よく考えれば、真神うちと政府が本腰を入れてないにしても、未だ見つけられないでいる組織なんだ。テレビで見るような“いかにも”なんて組織なわけがなかった。

アサキとジャンヌに着いて行き着いた場所は、街の中心にある寂れた教会だった。


「遠慮はしなくていい。さ、入りたまえ」


立ち止まり呆然とする俺に、ジャンヌは優しく促してくれるが、別に遠慮はしてない。意外な場所に驚いただけだ。


「変態行為はやめてよ」


アサキはアサキで、人を変態呼ばわりするのをやめる気はないらしい。


「るせー」


教会はやっぱり普通の教会だと、俺はそう思ったのだが、ふと立ち止まりぐるりと中を見回したチェシャ猫は、


「いいステンドグラスだ。職人の魂が伺える」


感心していた。


「そうなのか?俺にはよくわからないな」


「凡人にはわからないからこそ、魂があるとわかるのだ。誰にでもわかるようなものは、誰にでもそれが可能だということ。永遠に気付かれないかもしれないものに、お前は魂を注げるか?」


猫風情に人のなんたるかを説かれるとはな。


「むしろ魂を注げるくらいの仕事にありつきたいね」


まあいい。とりあえずブレーメンに来てしまったのだ。聞いてやろうじゃないか。真実って奴を。

教会内部を奥へと進み、古い階段を下る。長い廊下を進み、今度は昇る。そして扉を開くと、戦後を臭わすような雰囲気の建物内部へ辿り着く。


「やけに古い建物にこだわってるんだな」


「おかげで、誰もブレーメンを見つけられないでいる。まあ、最近やたらと教会が建ってくれたせいでもあるけど」


ジャンヌはにこやかに答えると、行き止まりの部屋の扉をノックした。


真神まがみアロウと、魔女を連れて来たよ」


ノックしたわりに親しげに声をかけると、中から「入りたまえ」と男の声がし、促されるままに入った。

ジャンヌが扉を開けると、書斎にあるようなアンティーク調の机があり、そこには髪の長い男が座っていた。

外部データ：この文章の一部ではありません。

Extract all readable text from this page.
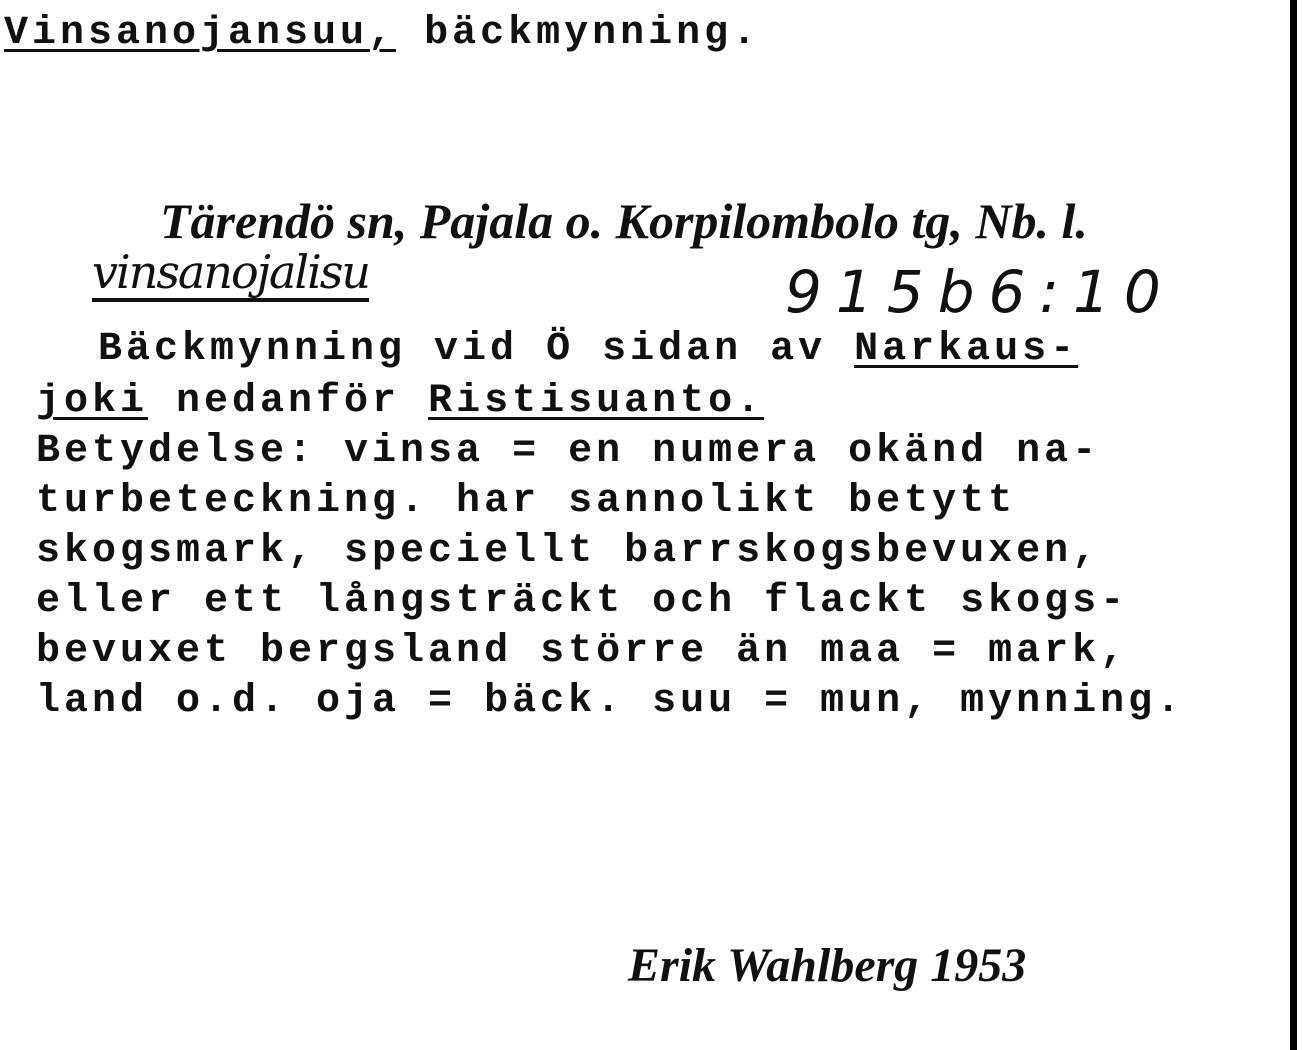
Vinsanojansuu, bäckmynning.
Tärendö sn, Pajala o. Korpilombolo tg, Nb. l.
vinsanojalisu	915b6:10
Bäckmynning vid Ö sidan av Narkaus-
joki nedanför Ristisuanto.
Betydelse: vinsa = en numera okänd na-
turbeteckning. har sannolikt betytt
skogsmark, speciellt barrskogsbevuxen,
eller ett långsträckt och flackt skogs-
bevuxet bergsland större än maa = mark,
land o.d. oja = bäck. suu = mun, mynning.
Erik Wahlberg 1953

俺もアリスも、そしてチェシャ猫も、険しい表情の男に警戒心を抱く。


「はじめまして。ブレーメン室長のダンテだ」


無骨に自己紹介をしてくれたが、妙に偉ぶる口調が、更に警戒心を深める。


「一応紹介しようか?ボクの右隣りから、真神まがみアロウ君、空間搾取の魔女アリス、その使い魔チェシャ猫だ」


ジャンヌが俺にだけ“君付け”するのは、あくまで客として扱われているからだろうか。


「うむ。まずはアリス、君の身の安全は我々ブレーメンが保証する。いろいろ話したいことはあるが、一先ずゆっくり休むといい」


「お前らは魔女を保護するのが目的だそうだが、私もアリスもそれを受けるとは決めていない。全ては交渉次第。そのことは、今の時点で認識して頂きたい」


クダイの一件から元気を無くしたアリスに代わり、チェシャ猫が申し出た。アリスもさすがに死を感じ、怯えているのだ。それでも、


「疲れたから少し休ませて」


アリスはぶっきらぼうに言った。


「了解した。アサキ、部屋を用意してやってくれ」


「………はい」


ダンテに言われ、アリスとチェシャ猫を連れ出て行った。そのあまりにスムーズなやり取りに、まずは俺と話したいのだと悟る。

その段階で、好印象は持てなかった。魔女の保護を謳いながら、アリス達に具体的な歓迎ムードを作るでもなく、さっさと片付けるような行為は、仕事と割り切ってのことだとしても納得は出来ない。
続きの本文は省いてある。